I would doubt you are hearing Radio Marti anywhere in the continental US. Their 4 tower inline array puts next to nothing to the north. In fact, I fly airplanes and I was in view of their towers before I could hear their signal. Cuba blows them away on 1180.
 
I know the pattern points directly south, but I lived in Miami for 15 years... I know what Radio Marti sounds like, and I've definitely heard it here in Michigan. Why or how, I don't know. I just know I've heard it here.
 
Hi there Josh - I was rather intrigued to hear you say there were Mexican signals fighting it out with WHAS at your location in Michigan. I'm over here in Minnesota and split my time between St. Paul and the far southern suburb of Prior Lake... and when I'm in PL (i.e. away from WCCO), I get a completely dominant WHAS on 840 almost every night. Mighty interesting, this unpredictable science of DXing :) (Now, as to WRVA... I get NO signal whatsoever, even in St. Paul... owing to 1130 KFAN's nine-tower array in Prior Lake and its northward night pattern. As a matter of fact, there are nights when I can't even get WTAM, KFAB, or KSL in Prior Lake on account of KFAN's bleedover! Must have left their IBOC exciter on or something...)As for the Mexican signals, I haven't been able to ID very many. There was one on 1460 billing itself as "El Grande", and claiming to run five megawatts ERP -- though the rapid fading at my location certainly put a lie to THAT claim. (I'm pretty sure I didn't mishear the ERP, since SI prefixes are left almost completely unaffected by Spanish translation... perhaps they're southward directional, and I missed the ID saying "Acapulco - Quito - Asuncion - Montevideo"? :D) 800 seems to have a real powerhouse on it from time to time -- a fellow DXer on one of the other MN boards says this one's a rather infamous signal that has been making appearances since before HIS day, meaning at least since 1970, but I can't remember the calls off-hand.
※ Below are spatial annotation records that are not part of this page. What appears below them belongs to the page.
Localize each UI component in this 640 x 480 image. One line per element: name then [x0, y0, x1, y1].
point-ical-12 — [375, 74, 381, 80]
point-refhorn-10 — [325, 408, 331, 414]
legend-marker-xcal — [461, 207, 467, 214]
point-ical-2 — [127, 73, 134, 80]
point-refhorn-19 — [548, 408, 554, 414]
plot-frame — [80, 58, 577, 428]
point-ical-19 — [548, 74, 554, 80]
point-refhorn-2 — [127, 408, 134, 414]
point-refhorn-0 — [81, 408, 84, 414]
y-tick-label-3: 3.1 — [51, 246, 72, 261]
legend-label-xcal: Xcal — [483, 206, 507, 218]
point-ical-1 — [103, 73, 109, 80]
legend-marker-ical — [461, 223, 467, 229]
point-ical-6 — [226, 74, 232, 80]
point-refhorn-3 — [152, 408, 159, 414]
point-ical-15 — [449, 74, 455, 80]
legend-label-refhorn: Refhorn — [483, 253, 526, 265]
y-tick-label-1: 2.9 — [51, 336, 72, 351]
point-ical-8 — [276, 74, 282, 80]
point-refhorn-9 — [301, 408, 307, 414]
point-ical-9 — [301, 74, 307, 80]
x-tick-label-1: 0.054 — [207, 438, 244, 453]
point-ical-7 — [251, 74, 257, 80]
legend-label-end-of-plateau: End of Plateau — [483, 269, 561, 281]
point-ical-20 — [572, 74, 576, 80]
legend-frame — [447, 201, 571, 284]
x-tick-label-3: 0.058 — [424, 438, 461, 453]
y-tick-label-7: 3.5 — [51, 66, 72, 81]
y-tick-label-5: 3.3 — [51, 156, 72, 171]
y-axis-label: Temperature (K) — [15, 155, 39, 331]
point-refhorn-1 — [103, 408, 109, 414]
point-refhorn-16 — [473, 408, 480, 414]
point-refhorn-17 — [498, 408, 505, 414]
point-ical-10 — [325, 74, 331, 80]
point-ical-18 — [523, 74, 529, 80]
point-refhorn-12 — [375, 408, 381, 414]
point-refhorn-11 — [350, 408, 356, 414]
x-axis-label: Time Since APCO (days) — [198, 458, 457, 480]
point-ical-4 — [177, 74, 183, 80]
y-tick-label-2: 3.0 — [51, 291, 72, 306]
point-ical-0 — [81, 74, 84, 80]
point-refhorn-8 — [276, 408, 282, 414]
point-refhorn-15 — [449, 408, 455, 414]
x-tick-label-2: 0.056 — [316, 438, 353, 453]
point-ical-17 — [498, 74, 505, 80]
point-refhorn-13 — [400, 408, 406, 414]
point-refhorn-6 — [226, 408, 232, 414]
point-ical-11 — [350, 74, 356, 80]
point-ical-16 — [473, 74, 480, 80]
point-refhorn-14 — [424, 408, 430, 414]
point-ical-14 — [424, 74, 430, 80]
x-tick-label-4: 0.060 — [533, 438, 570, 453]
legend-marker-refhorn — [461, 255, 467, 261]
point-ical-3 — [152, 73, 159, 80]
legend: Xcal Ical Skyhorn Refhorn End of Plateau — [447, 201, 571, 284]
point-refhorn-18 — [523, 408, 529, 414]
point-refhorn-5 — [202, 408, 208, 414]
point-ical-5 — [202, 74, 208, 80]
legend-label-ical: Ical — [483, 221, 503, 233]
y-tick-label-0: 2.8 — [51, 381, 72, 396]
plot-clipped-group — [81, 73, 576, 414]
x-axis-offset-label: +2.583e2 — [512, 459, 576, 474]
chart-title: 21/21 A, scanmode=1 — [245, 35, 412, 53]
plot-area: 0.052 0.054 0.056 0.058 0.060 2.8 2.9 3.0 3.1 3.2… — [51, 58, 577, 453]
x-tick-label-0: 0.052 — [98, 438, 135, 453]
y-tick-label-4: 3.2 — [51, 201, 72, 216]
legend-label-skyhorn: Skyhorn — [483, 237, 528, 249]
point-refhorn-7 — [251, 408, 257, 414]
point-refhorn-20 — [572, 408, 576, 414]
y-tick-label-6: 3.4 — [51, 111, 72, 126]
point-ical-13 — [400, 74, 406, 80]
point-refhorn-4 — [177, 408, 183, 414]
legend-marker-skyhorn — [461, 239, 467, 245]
I've also heard a Spanish talker on 560, but the fading has always been extreme, and I've been unable to ID it as yet.In Ames, IA, I once pulled in a show on 1090 that sounded like a Spanish version of Art Bell -- so strongly that there was not even a hint of KAAY underneath! And during an extreme period of tropo, my then-roommate got a 90.9 FM out of Acapulco on a portable Grundig!P.S. - to the San Antonio guy who started this thread - St. Paul *regularly* gets WOAI, almost every night. Earlier this week, I was driving my current roommate (who knows little about radio) to work at 5 AM... and he just about crapped himself when he heard the ID.
 
The 800 you're hearing in Minnesota might - MIGHT - be PJB from Bonaire. It had 500K at its peak several years ago and commonly could be heard up and down the Eastern seaboard. It also broadcast in several languages, depending on the program.Another 800 could be the old XEROK from Juarez/El Paso. It ran at 150K back in the 70s and if it's at even 50K, I think you would hear it easily in Minnesota. At 150K, I read it blasted from California to the Mississippi. But I read here back when I first posted on this board - in fact, my first post was about its signal - that XEROK was below licensed power for a long time because of an electrical issue.